RUSH CITY, Minn. - A army veteran of two tours in Afghanistan has again picked up a weapon on behalf of freedom.

On Thursday Jason Galvin took shots from a .22 caliber rifle to free an eagle that had become tangled in a rope, hanging upside down from a tree 75 feet off the ground.

“It was very windy and I was just waiting for the right shot,” said Galvin who spent 90 minutes firing roughly 150 shots while mowing down three branches, and finally the rope, holding up the eagle.

Other branches on the white pine and the underbrush below helped break the eagle’s fall. The bird is now recovering at the University of Minnesota Raptor Center.

“It was a good weekend for it to happen,” Galvin said. “Fourth of July, you know, that’s our bird. I can’t let it sit there.”

Galvin was on a bait run in his pickup, when he spotted the bird above a gravel road about a mile from his family's cabin, upside down and struggling. By then the eagle had already been hanging more than two days, as neighbors called the Minnesota DNR and the Rush City police and fire departments, only to be told there was nothing the agencies could do.

Galvin's wife Jackie began making calls too, with similar results. "They just couldn’t get up there high enough and they just unfortunately deemed this was going to be a loss."

"Right then I thought, 'Man, that just doesn’t look good.'" Jason Galvin said.

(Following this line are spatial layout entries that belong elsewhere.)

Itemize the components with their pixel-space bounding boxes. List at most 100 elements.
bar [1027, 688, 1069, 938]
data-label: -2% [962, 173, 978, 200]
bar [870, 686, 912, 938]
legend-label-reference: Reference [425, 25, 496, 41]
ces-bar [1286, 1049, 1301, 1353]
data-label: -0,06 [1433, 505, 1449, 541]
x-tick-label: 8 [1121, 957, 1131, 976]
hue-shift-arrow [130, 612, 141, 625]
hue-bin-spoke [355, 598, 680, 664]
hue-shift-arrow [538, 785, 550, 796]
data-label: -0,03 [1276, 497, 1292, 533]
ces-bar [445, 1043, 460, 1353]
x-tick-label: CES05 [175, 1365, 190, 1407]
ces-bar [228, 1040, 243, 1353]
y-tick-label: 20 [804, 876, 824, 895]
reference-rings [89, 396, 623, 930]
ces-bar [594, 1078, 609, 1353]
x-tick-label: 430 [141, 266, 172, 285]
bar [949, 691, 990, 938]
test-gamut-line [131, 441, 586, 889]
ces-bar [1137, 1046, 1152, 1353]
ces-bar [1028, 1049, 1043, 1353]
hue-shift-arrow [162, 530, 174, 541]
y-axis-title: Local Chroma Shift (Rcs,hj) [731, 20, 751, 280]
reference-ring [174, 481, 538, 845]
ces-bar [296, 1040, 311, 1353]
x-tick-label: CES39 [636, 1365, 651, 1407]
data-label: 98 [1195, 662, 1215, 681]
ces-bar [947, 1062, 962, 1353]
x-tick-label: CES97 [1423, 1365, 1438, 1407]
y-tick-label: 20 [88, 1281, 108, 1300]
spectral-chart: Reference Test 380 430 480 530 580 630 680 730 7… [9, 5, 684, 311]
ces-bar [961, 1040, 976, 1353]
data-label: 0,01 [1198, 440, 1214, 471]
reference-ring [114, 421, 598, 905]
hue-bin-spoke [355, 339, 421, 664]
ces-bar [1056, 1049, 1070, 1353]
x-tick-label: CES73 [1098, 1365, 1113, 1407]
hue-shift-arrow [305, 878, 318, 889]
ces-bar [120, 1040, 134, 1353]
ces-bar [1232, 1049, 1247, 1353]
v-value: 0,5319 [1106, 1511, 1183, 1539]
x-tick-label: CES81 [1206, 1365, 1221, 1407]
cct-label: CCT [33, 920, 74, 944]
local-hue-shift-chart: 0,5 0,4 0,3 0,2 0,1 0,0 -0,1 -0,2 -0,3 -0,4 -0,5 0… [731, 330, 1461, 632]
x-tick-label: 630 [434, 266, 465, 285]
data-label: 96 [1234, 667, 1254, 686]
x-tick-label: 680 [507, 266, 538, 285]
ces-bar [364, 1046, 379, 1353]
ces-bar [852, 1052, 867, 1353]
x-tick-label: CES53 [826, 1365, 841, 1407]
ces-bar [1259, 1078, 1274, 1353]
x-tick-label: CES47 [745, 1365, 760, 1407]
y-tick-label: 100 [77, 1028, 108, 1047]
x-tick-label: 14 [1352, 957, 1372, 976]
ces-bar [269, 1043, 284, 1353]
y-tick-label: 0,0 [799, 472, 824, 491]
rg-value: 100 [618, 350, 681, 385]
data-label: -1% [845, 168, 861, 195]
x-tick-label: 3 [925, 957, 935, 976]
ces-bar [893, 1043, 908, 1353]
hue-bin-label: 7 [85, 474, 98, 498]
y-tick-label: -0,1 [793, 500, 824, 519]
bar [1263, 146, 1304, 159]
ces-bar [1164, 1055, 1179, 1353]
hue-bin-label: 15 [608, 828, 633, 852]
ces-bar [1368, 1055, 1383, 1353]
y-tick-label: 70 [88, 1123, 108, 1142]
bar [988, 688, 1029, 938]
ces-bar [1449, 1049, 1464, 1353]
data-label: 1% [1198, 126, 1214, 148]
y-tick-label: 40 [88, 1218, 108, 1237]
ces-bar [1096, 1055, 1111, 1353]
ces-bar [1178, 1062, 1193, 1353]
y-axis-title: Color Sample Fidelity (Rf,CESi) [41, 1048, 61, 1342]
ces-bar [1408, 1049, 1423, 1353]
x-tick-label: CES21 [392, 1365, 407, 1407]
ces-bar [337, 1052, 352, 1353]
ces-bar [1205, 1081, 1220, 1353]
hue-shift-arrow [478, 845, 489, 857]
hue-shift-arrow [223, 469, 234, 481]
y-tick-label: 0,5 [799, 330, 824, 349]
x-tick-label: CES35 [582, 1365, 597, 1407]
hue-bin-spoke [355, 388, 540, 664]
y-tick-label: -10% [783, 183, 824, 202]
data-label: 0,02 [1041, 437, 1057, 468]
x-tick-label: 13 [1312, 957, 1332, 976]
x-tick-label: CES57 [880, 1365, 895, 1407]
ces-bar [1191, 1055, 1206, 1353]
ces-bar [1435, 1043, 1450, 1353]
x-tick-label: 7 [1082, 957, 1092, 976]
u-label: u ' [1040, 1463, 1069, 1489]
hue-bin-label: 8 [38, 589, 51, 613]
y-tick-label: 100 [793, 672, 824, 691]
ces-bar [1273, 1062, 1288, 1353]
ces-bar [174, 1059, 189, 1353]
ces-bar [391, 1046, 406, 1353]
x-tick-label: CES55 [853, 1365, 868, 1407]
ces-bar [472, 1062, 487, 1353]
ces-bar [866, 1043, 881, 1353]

As he assessed the situation Galvin joked that he might have to shoot the eagle down. His wife responded in a more serious tone. "Yup, that's what you're going to do."

Before pulling the trigger, Jason Galvin cleared his idea with Phil Mohs, a conservation officer with the Minnesota Department of Natural Resources.

"He told me he was a veteran in the service and he wouldn’t do it if he couldn’t do it safely," said Mohs, who gave Galvin the go-ahead to start shooting, already having concluded the eagle would die in the tree if left alone.

Mohs watched Galvin's progress through a pair of binoculars. "I was like, wow, he’s an excellent shot."

Each time he fired, Galvin said he could see through the rifle scope the eagle staring back at him. "It was slow precise shots. When it was perfect, I’d take the shot and then I’d wait, take the other shot." .

Once the rope was severed and the bird had safely fallen, Mohs placed it in a kennel and started the drive to the Raptor Center. "It rode in the front seat with me and the whole time his head was up and he was alert. It looked good considering it had been hanging there for two days," the conservation officer said.

As of Friday evening, a raptor center veterinarian said the eagle was eating and drinking, while its long-term prognosis was still being assessed.

The Galvins and the their neighbors have started calling the bird "Freedom" and hope it will eventually be released in the area it was rescued.

Jason Galvin said the eagle's rescue was an emotional experience. "There was a lot of tears," he said. "When it finally came down, it was breathtaking. It was a beautiful moment."